Recommended input: `<Model>_feature_importance.txt` generated by training.

Required columns:
1. `feature` (e.g., `1_12345` or `chr1_12345`)
2. `importance_abs` (or `importance`)
3. `effect` (`1` or `-1`)

### Example

```bash
G2PInsight visualize -i results/train/LightGBM/LightGBM_feature_importance.txt -o plot
G2PInsight visualize -I results/train/LightGBM/LightGBM_plotting_data.npz -o plot
```

---

## Output Files

### preprocess
Typical location: `<output>/preprocess/`

- `<prefix>_train_data.txt`
- `<prefix>_metadata.json`
- phenotype distribution plot(s), depending on task type

### train
Typical location: `<output>/train/<Model>/`

- `<Model>_model.pkl`
- `<Model>_metrics.json`
- `<Model>_cv_results.json`
- `<Model>_training_features.json`
- `<Model>_feature_importance.txt`
- `<Model>_shap_values.txt`
- `<Model>_plotting_data.npz`

### train-all
Typical location: `<output>/train/`

- best model directory (other model directories may be removed by current implementation)
- `best_model_info.json`
- `model_comparison_report.json`

### predict
Typical location: model directory

- `<Model>_predictions.tsv`

### visualize
Typical location: `<output_parent>/visualize/`

- `<prefix>_importance_static.png`
- `<prefix>_importance_interactive.html`
- `<prefix>_performance_curves.png`
- `<prefix>_cv_training_curves.png`

---

## FAQ

### 1) `train` requires metadata input

`train` and `train-all` require preprocess-generated `*_metadata.json` via `-j`.

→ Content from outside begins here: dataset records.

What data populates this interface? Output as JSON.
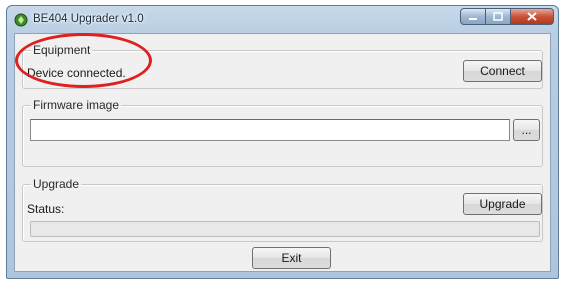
{
  "window": {
    "title": "BE404 Upgrader v1.0",
    "caption_buttons": {
      "minimize_icon": "minimize-icon",
      "maximize_icon": "maximize-icon",
      "close_icon": "close-icon"
    }
  },
  "equipment": {
    "group_label": "Equipment",
    "status_text": "Device connected.",
    "connect_label": "Connect"
  },
  "firmware": {
    "group_label": "Firmware image",
    "path_value": "",
    "browse_label": "..."
  },
  "upgrade": {
    "group_label": "Upgrade",
    "status_label": "Status:",
    "upgrade_label": "Upgrade",
    "progress": 0
  },
  "footer": {
    "exit_label": "Exit"
  },
  "annotation": {
    "highlight_color": "#e02020"
  }
}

### 2) Cannot find preprocess outputs

Check `<output>/preprocess/` for `<prefix>_train_data.txt` and `<prefix>_metadata.json`.

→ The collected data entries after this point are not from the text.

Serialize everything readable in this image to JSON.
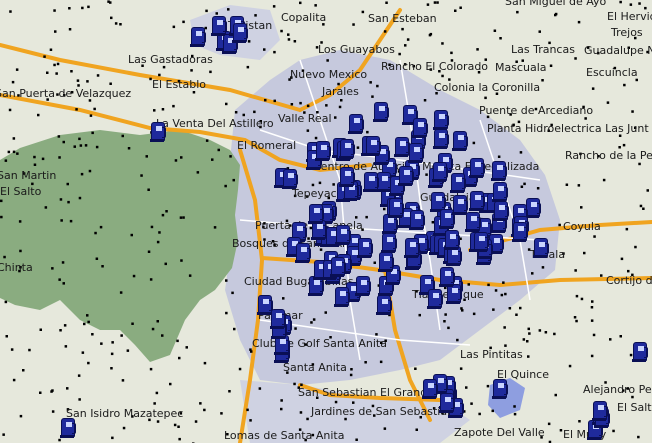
{
  "map": {
    "colors": {
      "background": "#e6e8dc",
      "urban": "#c6c9dd",
      "forest": "#8aac80",
      "highway": "#f0a420",
      "road": "#ffffff",
      "lake": "#8e9ee0",
      "poi": "#000000",
      "gas_station": "#1f2a9c"
    },
    "icons": {
      "gas_station": "gas-station-icon",
      "point_of_interest": "poi-dot"
    },
    "labels": [
      "Copalita",
      "San Esteban",
      "San Miguel de Ayo",
      "El Hervid",
      "Tesistan",
      "Trejos",
      "Los Guayabos",
      "Las Trancas",
      "Guadalupe Ne",
      "Las Gastadoras",
      "Nuevo Mexico",
      "Rancho El Colorado",
      "Mascuala",
      "Escuincla",
      "El Establo",
      "Jarales",
      "Colonia la Coronilla",
      "San Puerta de Velazquez",
      "Puente de Arcediano",
      "La Venta Del Astillero",
      "Valle Real",
      "Planta Hidroelectrica Las Junt",
      "El Romeral",
      "Rancho de la Pe",
      "San Martin",
      "Centro de Atencion Medica Especializada",
      "El Salto",
      "Tepeyac",
      "Guadalajara",
      "Puerta de la Canela",
      "Coyula",
      "Bosques de Santa Ana",
      "Tonala",
      "Chinta",
      "Cortijo d",
      "Ciudad Bugambilias",
      "Tlaquepaque",
      "Palomar",
      "Club de Golf Santa Anita",
      "Las Pintitas",
      "Santa Anita",
      "El Quince",
      "Alejandro Pe",
      "San Sebastian El Grande",
      "El Salto",
      "Jardines de San Sebastian",
      "San Isidro Mazatepec",
      "Lomas de Santa Anita",
      "Zapote Del Valle",
      "El Muey"
    ]
  }
}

### 3) `visualize` complains about missing `effect`

The input file does not meet the required 3-column schema. Use training-generated `<Model>_feature_importance.txt`.

### 4) Why does `train-all` keep only one model directory?

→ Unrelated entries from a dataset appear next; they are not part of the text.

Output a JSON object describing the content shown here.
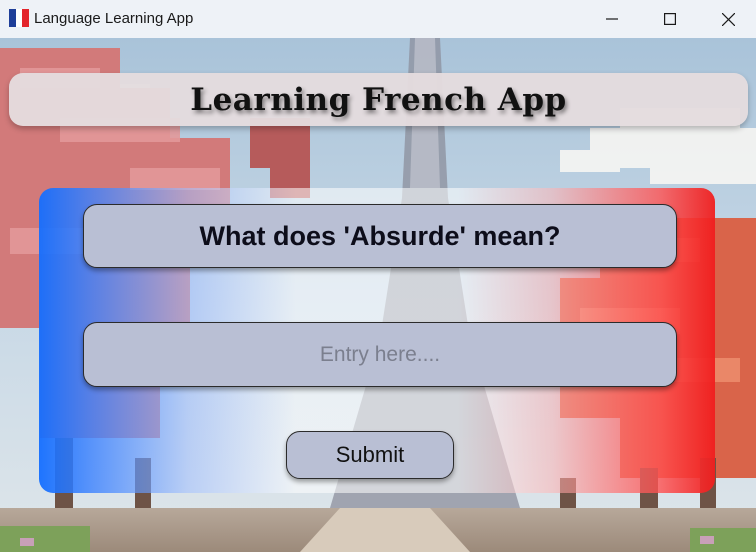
{
  "window": {
    "title": "Language Learning App",
    "icon": "french-flag-icon",
    "controls": [
      "minimize-icon",
      "maximize-icon",
      "close-icon"
    ]
  },
  "header": {
    "title": "Learning French App"
  },
  "quiz": {
    "question": "What does 'Absurde' mean?",
    "answer_placeholder": "Entry here....",
    "answer_value": "",
    "submit_label": "Submit"
  },
  "colors": {
    "flag_blue": "#1f3f99",
    "flag_white": "#ffffff",
    "flag_red": "#e3242b",
    "card_left": "#146eff",
    "card_right": "#f01e1e",
    "field_bg": "#b9bfd4",
    "header_bg": "#e4dcde"
  }
}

This is the current behavior: it selects the best model and removes the rest.

### 5) Why are prediction results not under `-o`?

Prediction outputs are saved in the model directory by current implementation. `-o` is mainly used for temporary conversion workflow management.

---

## Developer Guide

### Project Structure

```text
G2PInsight/
├── G2PInsight/
│   ├── main.py
│   └── bin/
│       ├── preprocess.py
│       ├── modeltraining.py
│       ├── gemma_gwas.py
│       ├── plink_ld.py
│       ├── visualization.py
│       └── font_utils.py
├── pyproject.toml
├── setup.py
└── README.md
```

### Local Development Setup

```bash
git clone <your-repo-url>
cd G2PInsight
pip install -e .
```

### Style Recommendations

- Follow PEP 8.
- Document parameters and return values for new public interfaces.
- Keep README synchronized with CLI behavior whenever arguments or outputs change.

---

## License

This project is distributed under the MIT License. See `LICENSE` for details.